No se avergonzó ni un ápice al hacer esta confesión.

– Ésta no es la estancia más grande de estas tierras. Pero no nos aventajan mucho. Nosotros gestionamos el negocio con una eficiencia inusual en Argentina.

– Eficiencia alemana, señor -añadió Grund.

– Exacto -afirmó Kammler. Se volvió para contemplar un pequeño santuario del Führer, en el que no me había fijado hasta ese momento. Había varias fotografías de Hitler, un busto de bronce con su efigie característica, unas cuantas condecoraciones militares, un brazalete nazi y un par de candelabros de estilo Sabbath que quizá servían para mantener encendida la llama del liderazgo en los días sagrados nazis: 30 de noviembre, 20 de abril, 30 de abril y 8 de noviembre. Kammler miró el santuario con un gesto reverencial-. Sí, en efecto. Eficiencia alemana. Superioridad alemana. Tenemos que darle las gracias por recordarnos siempre eso.

Yo no lo veía de la misma manera, claro, pero por el momento me reservé mis opiniones. Distábamos mucho de la seguridad de Buenos Aires.

Cuando me acabé el champán, Kammler sugirió que subiera a asearme. La criada me condujo a una habitación donde encontré a Anna tumbada en una cama de madera tallada. Anna esperó a que la criada se hubiera ido y luego dio un brinco.

– Qué mona la casa, ¿verdad? Es su Berghof privado. Igual que el Führer. ¿Quién sabe? A lo mejor se nos aparece también él como comensal.
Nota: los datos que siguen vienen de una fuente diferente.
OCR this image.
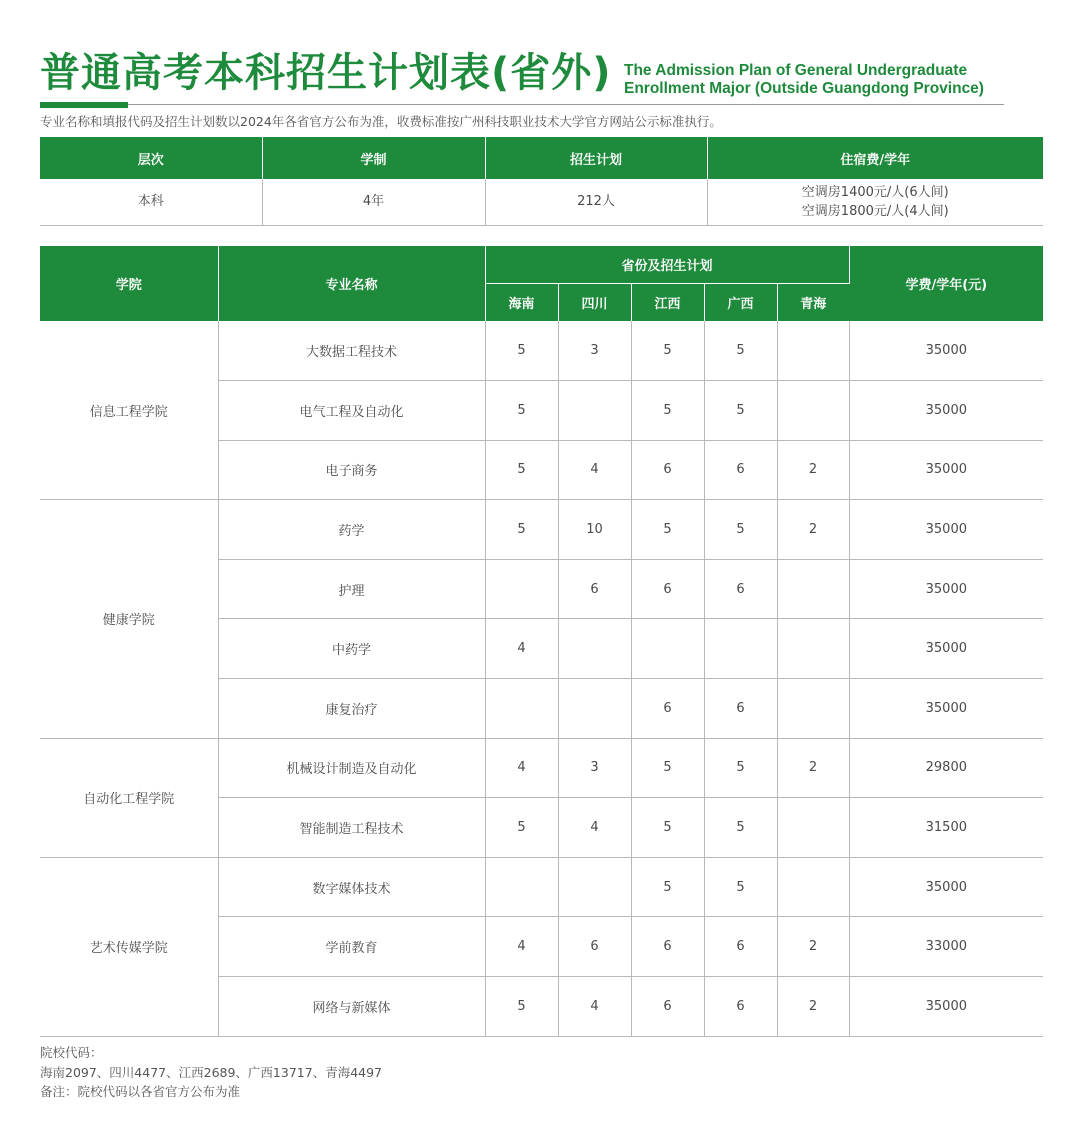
普通高考本科招生计划表(省外) The Admission Plan of General Undergraduate
Enrollment Major (Outside Guangdong Province)
专业名称和填报代码及招生计划数以2024年各省官方公布为准，收费标准按广州科技职业技术大学官方网站公示标准执行。
层次	学制	招生计划	住宿费/学年
本科	4年	212人	空调房1400元/人(6人间)
空调房1800元/人(4人间)
学院	专业名称	省份及招生计划					学费/学年(元)
		海南	四川	江西	广西	青海	
信息工程学院	大数据工程技术	5	3	5	5		35000
	电气工程及自动化	5		5	5		35000
	电子商务	5	4	6	6	2	35000
健康学院	药学	5	10	5	5	2	35000
	护理		6	6	6		35000
	中药学	4					35000
	康复治疗			6	6		35000
自动化工程学院	机械设计制造及自动化	4	3	5	5	2	29800
	智能制造工程技术	5	4	5	5		31500
艺术传媒学院	数字媒体技术			5	5		35000
	学前教育	4	6	6	6	2	33000
	网络与新媒体	5	4	6	6	2	35000
院校代码：
海南2097、四川4477、江西2689、广西13717、青海4497
备注：院校代码以各省官方公布为准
Eso sí que sería interesante. ¿Y si viene Martin Bormann? Siempre he querido conocerlo. Pero debo decirte que me preocupa un poco la cena. No me sé la letra de la canción de Horst Wessel. Y no nos andemos con rodeos. Soy judía. Los judíos y los nazis no se mezclan.
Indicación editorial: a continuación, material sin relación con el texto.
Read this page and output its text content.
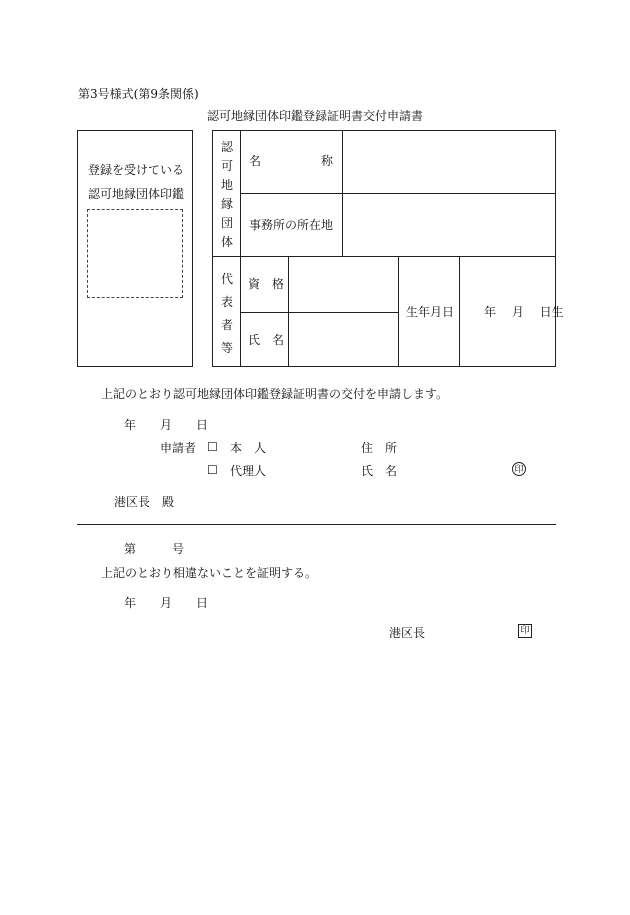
第3号様式(第9条関係)
認可地縁団体印鑑登録証明書交付申請書
登録を受けている
認可地縁団体印鑑
認可地縁団体
代表者等
名　　　　　称
事務所の所在地
資　格
氏　名
生年月日 年　 月　 日生
上記のとおり認可地縁団体印鑑登録証明書の交付を申請します。
年　　月　　日
申請者 ☐ 本　人
☐ 代理人
住　所
氏　名	印
港区長　殿
第　　　号
上記のとおり相違ないことを証明する。
年　　月　　日
港区長	印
– No me importa que la emprendas conmigo, Anna, pero, por favor, evita el sarcasmo delante del general. Ya empieza a sospechar algo raro. Y ni una confesión sobre quién eres. Lo pagaríamos caro. -Eché un vistazo por la habitación-. ¿Dónde está el arma?

– Escondida.

– ¿Escondida dónde?

Negó con la cabeza.

– ¿Sigues pensando en matarlo?

– Sí, pero prefiero que sufra más. Si le disparo, morirá demasiado rápido. Es mejor el gas. Es posible que deje encendido el horno de la cocina antes de irme a la cama hoy.

– Anna, por favor. Escúchame. Son gente muy peligrosa. Hasta Heinrich va armado. Y es un profesional. Antes de que amartilles la Smith, te volará los sesos.

– ¿Qué significa amartillar?

– ¿Ves lo que quiero decir? Si ni siquiera sabes disparar.

– Podrías enseñarme.

– Mira, Anna, cualquiera podría haber muerto en aquel campo.

– Sí, podría haber muerto cualquiera, pero no murió cualquiera. Los dos sabemos quiénes y qué eran los que murieron allí.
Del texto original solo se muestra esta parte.